La hidratación sostenible gana espacio entre las compañías como una estrategia para disminuir el consumo de plástico y promover hábitos responsables dentro de los lugares de trabajo. Este modelo se basa en el uso de dispensadores de agua purificada conectados directamente a la red o a sistemas de filtración avanzada, lo que permite eliminar las botellas plásticas desechables y reducir el impacto asociado a su producción y transporte.
“No solo reduce de manera significativa el consumo de plástico de un solo uso, sino que también las emisiones asociadas a la producción, transporte y disposición de envases. Además, estas tecnologías promueven hábitos responsables entre los empleados, fortaleciendo la cultura ambiental dentro de la organización”, señaló Felipe Roldán Uribe, gerente general de Culligan Colombia.
De acuerdo con expertos del sector, las empresas aún enfrentan barreras para adoptar este sistema, como la falta de información sobre sus beneficios tangibles o la percepción de que requiere inversiones elevadas. Sin embargo, la implementación de estos mecanismos puede generar eficiencias económicas a mediano plazo y fortalecer la reputación corporativa en torno a la gestión responsable del agua.

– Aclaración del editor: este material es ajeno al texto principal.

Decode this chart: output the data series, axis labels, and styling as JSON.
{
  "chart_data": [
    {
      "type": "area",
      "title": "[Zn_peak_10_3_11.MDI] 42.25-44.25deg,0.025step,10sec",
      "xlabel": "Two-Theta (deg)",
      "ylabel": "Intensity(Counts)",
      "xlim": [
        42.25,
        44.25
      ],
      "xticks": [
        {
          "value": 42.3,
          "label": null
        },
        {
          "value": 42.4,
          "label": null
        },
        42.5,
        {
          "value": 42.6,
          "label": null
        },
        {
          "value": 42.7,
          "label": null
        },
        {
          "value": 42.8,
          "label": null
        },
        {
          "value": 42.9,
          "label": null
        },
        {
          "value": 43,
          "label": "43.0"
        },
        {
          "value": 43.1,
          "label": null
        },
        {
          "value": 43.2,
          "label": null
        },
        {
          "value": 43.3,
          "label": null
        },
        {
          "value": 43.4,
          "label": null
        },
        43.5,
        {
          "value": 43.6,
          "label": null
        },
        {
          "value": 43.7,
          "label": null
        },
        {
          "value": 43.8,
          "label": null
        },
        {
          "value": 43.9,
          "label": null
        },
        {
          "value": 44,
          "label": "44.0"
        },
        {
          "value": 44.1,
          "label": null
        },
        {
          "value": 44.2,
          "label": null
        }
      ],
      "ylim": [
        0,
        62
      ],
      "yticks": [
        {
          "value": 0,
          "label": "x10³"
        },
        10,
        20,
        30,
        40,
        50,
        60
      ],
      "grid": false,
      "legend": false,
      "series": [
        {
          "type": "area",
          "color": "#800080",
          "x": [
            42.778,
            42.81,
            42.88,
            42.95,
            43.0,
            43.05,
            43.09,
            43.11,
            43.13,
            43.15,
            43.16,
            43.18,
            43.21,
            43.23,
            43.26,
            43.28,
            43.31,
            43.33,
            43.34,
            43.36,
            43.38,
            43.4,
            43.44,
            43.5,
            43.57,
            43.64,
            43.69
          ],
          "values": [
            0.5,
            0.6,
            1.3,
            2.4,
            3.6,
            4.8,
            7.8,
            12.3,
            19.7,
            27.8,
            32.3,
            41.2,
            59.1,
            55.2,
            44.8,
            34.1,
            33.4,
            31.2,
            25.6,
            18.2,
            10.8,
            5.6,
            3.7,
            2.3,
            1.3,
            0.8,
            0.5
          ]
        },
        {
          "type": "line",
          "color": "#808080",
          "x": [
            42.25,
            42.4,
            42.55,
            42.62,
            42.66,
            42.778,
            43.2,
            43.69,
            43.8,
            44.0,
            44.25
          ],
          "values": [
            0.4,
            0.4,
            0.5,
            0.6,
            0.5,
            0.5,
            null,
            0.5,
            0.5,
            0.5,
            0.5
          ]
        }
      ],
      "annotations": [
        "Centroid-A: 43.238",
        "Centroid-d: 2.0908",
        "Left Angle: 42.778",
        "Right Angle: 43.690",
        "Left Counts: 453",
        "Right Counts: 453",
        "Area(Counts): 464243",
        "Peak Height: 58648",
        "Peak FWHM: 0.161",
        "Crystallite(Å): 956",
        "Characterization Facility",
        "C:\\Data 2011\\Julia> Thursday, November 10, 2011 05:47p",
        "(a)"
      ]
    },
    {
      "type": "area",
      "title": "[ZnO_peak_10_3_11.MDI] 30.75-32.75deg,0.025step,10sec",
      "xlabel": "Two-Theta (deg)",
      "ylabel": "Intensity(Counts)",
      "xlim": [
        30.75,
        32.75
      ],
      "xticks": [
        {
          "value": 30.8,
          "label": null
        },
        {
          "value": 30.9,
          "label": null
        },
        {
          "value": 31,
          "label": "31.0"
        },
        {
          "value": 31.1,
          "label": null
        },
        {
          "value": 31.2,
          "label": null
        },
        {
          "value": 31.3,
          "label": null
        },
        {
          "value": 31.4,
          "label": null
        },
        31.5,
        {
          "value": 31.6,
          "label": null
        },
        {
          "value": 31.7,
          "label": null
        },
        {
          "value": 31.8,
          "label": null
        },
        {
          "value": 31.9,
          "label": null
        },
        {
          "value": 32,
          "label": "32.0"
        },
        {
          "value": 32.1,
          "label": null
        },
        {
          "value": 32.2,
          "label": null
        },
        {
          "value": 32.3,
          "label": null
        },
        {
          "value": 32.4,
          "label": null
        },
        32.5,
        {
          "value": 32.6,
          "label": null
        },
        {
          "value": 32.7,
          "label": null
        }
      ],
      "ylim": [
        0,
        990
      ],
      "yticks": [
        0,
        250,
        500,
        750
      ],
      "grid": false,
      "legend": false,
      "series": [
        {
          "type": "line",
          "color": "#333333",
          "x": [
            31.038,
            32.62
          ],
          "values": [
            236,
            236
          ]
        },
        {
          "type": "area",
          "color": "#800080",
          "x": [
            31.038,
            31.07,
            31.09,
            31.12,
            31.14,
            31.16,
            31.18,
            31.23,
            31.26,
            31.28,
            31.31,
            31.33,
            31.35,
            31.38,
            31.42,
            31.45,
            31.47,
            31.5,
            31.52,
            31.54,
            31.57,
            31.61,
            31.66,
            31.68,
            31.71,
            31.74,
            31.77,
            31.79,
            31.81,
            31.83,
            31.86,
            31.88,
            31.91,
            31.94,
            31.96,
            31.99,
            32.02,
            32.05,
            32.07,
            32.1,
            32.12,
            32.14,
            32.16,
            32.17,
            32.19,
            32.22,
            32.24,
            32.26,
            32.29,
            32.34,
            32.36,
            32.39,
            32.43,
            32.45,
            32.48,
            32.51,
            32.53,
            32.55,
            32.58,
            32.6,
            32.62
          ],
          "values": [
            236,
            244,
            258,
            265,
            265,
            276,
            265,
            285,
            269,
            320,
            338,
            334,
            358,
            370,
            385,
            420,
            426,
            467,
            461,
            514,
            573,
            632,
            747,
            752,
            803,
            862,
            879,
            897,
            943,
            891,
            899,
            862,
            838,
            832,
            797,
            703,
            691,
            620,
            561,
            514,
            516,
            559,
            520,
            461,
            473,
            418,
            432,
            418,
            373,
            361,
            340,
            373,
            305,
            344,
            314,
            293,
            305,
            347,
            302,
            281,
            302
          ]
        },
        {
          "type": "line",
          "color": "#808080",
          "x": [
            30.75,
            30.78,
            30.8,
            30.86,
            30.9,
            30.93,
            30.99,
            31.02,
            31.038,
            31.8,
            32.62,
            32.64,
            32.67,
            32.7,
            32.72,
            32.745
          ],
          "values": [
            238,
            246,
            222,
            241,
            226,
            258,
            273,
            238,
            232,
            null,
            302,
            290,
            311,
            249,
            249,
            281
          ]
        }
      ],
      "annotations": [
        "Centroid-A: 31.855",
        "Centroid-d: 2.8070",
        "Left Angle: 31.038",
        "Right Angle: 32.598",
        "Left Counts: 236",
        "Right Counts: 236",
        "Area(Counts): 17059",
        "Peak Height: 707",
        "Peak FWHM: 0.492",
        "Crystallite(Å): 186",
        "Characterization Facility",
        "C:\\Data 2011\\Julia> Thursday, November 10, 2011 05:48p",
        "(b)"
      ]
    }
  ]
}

Roldán explicó que la decisión de incorporar la hidratación sostenible responde a tres áreas críticas: ambiental, social y económica. En materia ambiental, las compañías pueden reducir su huella ecológica, mejorar la eficiencia en el uso de recursos y ganar resiliencia frente a nuevas regulaciones. En el componente social, estas prácticas incrementan la motivación del equipo, reducen el ausentismo y consolidan entornos saludables alineados con los principios de sostenibilidad. En cuanto al aspecto económico, facilitan una reducción de costos operativos, fortalecen la reputación empresarial y abren la puerta a nuevos mercados e incentivos fiscales.
El directivo destacó la importancia de medir los avances: “En sostenibilidad, lo que no se mide, no se mejora”. Según explicó, las empresas pueden iniciar con indicadores simples como el registro mensual del consumo de agua y energía, el seguimiento de residuos generados y la participación del equipo en iniciativas sostenibles, complementados con una comunicación visible de resultados.